Alternate Finance refused to comment, or confirm whether the woman remained financially liable.
Waitemata¯ East Police Acting Inspector Callum McNeill said police received a report about the fraudulent loans in May and conducted “a number of inquiries”.
They had spoken to the woman, another JP alleged to have witnessed application documents, received documentation from Oxford Finance and investigated bank records.
As a result, investigators had identified “the likely individual involved”.
“Police spoke with the complainant about progressing with a prosecution, however she expressed her wish to try and resolve this matter with the person who is known to her.

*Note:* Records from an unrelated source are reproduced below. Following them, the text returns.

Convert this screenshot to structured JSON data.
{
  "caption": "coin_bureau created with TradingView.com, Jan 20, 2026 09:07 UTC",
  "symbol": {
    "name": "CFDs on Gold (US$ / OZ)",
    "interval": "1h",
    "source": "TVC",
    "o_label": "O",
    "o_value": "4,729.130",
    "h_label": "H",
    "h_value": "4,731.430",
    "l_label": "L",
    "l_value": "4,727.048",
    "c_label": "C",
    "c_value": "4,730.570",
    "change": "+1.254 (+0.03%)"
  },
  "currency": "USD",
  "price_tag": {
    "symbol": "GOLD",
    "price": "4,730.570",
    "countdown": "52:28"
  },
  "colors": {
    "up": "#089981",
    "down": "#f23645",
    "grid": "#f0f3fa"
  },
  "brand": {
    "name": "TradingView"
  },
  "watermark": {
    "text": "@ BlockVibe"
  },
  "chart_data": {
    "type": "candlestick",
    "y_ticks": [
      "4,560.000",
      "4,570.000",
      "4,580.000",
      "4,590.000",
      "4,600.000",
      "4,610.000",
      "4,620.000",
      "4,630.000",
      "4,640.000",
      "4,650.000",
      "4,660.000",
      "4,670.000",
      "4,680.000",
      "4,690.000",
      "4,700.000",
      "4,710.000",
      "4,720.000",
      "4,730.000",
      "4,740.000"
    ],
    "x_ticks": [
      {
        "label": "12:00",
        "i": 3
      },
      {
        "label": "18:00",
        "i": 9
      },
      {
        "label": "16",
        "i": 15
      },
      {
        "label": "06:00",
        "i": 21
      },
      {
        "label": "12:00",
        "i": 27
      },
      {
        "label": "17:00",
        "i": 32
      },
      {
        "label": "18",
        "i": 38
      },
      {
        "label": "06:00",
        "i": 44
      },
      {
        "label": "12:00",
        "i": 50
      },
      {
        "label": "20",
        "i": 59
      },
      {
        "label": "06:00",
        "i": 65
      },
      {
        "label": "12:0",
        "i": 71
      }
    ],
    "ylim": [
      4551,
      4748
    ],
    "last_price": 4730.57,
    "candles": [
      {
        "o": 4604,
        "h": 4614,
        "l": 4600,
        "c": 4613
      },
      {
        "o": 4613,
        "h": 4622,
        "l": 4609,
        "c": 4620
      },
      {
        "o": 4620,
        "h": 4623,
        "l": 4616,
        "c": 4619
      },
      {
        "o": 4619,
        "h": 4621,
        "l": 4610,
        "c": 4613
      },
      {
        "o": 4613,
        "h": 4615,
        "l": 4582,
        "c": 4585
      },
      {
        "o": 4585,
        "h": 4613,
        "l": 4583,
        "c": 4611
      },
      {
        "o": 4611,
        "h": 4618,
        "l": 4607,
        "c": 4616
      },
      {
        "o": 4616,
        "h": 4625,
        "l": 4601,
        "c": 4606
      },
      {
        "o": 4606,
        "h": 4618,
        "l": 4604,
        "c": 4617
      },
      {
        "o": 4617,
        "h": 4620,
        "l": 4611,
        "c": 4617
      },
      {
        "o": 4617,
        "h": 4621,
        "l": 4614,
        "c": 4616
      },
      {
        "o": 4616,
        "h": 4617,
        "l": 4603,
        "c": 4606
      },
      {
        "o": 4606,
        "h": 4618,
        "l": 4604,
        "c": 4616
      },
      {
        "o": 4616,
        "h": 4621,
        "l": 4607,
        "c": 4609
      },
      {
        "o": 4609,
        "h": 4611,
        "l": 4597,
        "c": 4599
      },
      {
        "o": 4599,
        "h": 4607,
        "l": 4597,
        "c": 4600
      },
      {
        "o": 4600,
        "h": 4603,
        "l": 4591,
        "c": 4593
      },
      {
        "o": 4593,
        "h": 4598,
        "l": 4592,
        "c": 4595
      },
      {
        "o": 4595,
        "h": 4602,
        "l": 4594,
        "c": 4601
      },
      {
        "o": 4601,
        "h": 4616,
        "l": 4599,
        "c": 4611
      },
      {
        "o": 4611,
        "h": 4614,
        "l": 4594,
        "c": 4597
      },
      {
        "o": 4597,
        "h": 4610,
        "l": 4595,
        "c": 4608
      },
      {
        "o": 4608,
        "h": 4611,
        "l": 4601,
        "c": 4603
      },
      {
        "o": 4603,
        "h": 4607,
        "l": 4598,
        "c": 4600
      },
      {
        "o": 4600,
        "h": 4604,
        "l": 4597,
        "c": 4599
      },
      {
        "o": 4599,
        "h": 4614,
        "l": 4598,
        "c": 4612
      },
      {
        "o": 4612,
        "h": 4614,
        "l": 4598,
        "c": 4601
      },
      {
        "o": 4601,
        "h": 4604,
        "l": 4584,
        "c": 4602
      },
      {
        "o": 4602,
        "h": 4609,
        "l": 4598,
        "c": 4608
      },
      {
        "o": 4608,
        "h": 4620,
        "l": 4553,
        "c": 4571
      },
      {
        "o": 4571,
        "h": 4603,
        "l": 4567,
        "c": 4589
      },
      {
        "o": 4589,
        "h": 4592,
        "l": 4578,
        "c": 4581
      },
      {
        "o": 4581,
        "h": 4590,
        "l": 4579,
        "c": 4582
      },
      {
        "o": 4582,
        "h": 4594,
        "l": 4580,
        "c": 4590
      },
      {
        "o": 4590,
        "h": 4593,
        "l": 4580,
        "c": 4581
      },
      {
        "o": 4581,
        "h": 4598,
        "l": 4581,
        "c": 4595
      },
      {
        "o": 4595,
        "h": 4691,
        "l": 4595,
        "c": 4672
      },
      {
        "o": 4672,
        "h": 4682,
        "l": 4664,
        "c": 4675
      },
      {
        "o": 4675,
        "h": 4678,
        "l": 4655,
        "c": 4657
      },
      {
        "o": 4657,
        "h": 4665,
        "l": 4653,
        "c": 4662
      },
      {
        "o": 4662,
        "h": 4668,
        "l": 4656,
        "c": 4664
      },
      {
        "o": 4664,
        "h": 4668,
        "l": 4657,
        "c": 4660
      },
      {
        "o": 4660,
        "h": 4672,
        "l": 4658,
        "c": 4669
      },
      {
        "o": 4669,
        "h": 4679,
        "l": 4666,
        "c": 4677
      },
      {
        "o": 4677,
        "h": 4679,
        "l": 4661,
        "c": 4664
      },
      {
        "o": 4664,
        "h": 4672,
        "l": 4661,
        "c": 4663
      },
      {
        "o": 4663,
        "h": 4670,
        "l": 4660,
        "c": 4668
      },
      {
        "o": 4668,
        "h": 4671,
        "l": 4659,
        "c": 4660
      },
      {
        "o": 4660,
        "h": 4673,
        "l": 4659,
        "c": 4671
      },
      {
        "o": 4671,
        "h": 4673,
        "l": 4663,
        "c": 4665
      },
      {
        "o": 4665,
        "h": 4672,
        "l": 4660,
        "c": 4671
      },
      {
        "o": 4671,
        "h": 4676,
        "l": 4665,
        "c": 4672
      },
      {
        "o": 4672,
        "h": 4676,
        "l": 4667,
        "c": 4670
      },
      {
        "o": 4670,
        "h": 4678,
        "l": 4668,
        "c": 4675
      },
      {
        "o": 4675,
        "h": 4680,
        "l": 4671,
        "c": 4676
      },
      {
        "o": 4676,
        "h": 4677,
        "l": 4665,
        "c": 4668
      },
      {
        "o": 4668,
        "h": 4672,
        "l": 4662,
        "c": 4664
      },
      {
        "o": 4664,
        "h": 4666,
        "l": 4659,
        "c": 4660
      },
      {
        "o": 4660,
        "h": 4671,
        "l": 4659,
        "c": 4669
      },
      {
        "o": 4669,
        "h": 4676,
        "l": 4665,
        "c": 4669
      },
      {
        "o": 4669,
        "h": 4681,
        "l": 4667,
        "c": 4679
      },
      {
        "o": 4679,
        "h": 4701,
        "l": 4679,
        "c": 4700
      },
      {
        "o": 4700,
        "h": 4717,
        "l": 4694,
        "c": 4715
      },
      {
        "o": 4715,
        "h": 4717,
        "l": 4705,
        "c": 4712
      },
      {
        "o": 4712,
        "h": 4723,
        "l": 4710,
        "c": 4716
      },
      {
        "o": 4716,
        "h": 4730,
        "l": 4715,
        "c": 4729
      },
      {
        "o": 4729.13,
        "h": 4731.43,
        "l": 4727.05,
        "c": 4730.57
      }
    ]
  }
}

“Because of this, the person known to the complainant has not been formally spoken to by police.”
Though the file was inactive, a prosecution could commence at the request of the woman or the finance companies, police said.
In a statement this week, police confirmed one of the lenders had now made a formal complaint and the file had been “reactivated”.
The woman said her grandson had done wrong and should repay the money and face whatever consequences followed.
But she also blamed the three companies for allowing the loans to be processed, and failing to contact her directly to verify the applications.
“It would never have got this far if they hadn’t allowed it to happen.”
A Massey University banking expert, associate professor Claire Matthews, said the lenders should do the right thing and wipe the debt.
“They accept an element of risk. If that risk is realised then they have to wear the consequences.”
Matthews was concerned it had taken media intervention for the companies to make clear the woman was not financially liable. The fraud was “sophisticated” in evading the checks and balances in place.
She expected the lenders would now review their security settings to see what improvements could be made to prevent it happening again.
We’re as much a victim as she is. Someone has stolen $10,000 from us.